Il Natale è una festa che unisce praticamente tutti, credenti (cristiani o altro) e atei, ma quale è il motivo profondo che permette questo miracolo? Per la religione cattolica si festeggia la nascita del Cristo Redentore. Ma ormai tutti sanno, se hanno letto i Vangeli, che Gesù non può essere nato il 25 dicembre, anche solo per il fatto che a dicembre, in Palestina, non ci sono pastori nelle campagne, né può essere nato 2021 anni fa, perché il censimento chiesto dall’imperatore di Roma era avvenuto anni prima. Non è un caso, poi, che la festa (come peraltro tantissime altre feste cristiane) sia stata decisa dal Concilio di Nicea nel xx d.C. sovrapponendola a quella pagana del “Sol invictus”. Ecco, proprio questa sovrapposizione spiega il senso profondo della festa che non è solo la nascita di una persona o di un Dio per i cristiani, ma la sopravvivenza attraverso una rinascita per tutti.

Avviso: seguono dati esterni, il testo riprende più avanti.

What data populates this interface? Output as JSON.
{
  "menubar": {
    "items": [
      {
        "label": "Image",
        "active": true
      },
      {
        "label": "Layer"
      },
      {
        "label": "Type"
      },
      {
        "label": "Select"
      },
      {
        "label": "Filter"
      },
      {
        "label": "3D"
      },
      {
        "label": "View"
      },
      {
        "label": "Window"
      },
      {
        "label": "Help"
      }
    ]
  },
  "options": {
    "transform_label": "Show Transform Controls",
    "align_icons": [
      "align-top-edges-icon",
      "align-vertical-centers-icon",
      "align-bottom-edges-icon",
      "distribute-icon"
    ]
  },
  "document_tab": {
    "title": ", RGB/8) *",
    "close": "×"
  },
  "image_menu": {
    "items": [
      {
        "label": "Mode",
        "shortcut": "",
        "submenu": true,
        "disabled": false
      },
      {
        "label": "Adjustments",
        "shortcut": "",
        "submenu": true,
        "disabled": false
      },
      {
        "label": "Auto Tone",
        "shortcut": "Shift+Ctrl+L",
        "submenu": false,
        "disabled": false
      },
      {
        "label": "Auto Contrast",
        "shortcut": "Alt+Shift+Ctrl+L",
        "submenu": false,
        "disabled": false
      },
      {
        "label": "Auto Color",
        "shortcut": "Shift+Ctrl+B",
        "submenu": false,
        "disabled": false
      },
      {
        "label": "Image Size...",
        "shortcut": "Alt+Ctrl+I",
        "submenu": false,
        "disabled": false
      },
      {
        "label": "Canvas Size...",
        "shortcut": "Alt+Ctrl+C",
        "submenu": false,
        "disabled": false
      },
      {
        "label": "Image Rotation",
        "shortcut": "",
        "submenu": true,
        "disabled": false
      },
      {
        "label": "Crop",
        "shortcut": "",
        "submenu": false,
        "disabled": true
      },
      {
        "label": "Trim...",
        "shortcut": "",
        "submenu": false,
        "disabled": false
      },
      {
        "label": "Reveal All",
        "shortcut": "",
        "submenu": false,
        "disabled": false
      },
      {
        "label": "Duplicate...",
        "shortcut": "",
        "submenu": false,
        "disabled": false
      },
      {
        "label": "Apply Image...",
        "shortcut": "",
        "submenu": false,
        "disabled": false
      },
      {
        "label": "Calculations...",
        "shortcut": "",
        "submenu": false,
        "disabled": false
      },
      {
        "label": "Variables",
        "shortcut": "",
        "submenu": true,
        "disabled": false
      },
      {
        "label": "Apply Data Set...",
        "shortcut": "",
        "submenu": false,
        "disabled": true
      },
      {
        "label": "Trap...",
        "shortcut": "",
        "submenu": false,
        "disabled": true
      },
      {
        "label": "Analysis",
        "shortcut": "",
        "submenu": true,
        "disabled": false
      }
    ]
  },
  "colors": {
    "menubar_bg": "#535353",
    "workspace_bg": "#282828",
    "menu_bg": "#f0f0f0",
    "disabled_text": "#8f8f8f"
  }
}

Noi moderni non ce ne rendiamo più conto, a causa della presenza costante di luce, naturale o artificiale che sia, ma l’osservazione che il sole riprendeva a splendere per maggior tempo durante la giornata e con maggior vigore dopo essere stato quasi per scomparire, quel sole che oggettivamente non muore e non morirà per miliardi di anni ancora, rappresenta la fiducia nella prosecuzione della specie umana, cioè si sublima nel senso della rinascita, si oggettivizza nell’amore che permette la riproduzione della propria specie mettendo al mondo dei figli. Il Natale è la festa del futuro che vediamo: i nostri figli.
Per noi del mondo della scuola, che amiamo e lavoriamo per il bene dei figli di tutti, il Natale è quindi una festa da non mancare e ricordare in tutte le sue sfaccettature. Alla “Melone” di Ladispoli, in particolare, sperando che l’intelligenza delle persone non ci costringa ancora a un ulteriore terribile lock down (terribile in quanto distruttore dell’economia, ma soprattutto perché causato da morti che potrebbero essere nostro amici e parenti) vogliamo festeggiare una doppia speranza, quella della rinascita dell’uomo e quella della rinascita della socialità, facendo rivivere quei momenti di riaggregazione, mantenendo sempre tutte le misure di sicurezza anti CoViD che hanno tenuto lontano dalla nostra scuola il Sars Cov 2, come l’arrivo di Babbo Natale (quel San Nicola che ricompose e fece rivivere i pezzi dei bambini che un oste voleva servire la sera a cena ai suoi ignari avventori), la decorazione di tutti gli spazi (perché se si vive in spazi allegri, la tristezza fugge via), il presepe vivente (per riportare entro la scuola i genitori sinora tenuti lontano per le misure di sicurezza), le pastorelle (per rallegrare con la musica dei nostri ragazzi le vie del centro), il concorso fra ragazzi per il presepe più particolare (ne abbiamo visti di incredibili a dimostrazione che la fantasia non ha limiti), l’accoglienza di autorità religiose (per non far dimenticare che essere è più importante che avere), il mercatino degli oggetti elaborati da bambini e ragazzi (per raccogliere fondi per aiutare chi ha bisogno) e tantissime altre attività che l’esperienza detta ai docenti per donare gioia al nostro futuro.
Il nostro Natale è la rinascita della vicinanza, della ripresa, della speranza che il nostro mondo non termini con noi e fino a che vedremo occhi spendenti di felicità dei nostri figli quella speranza vivrà ancora.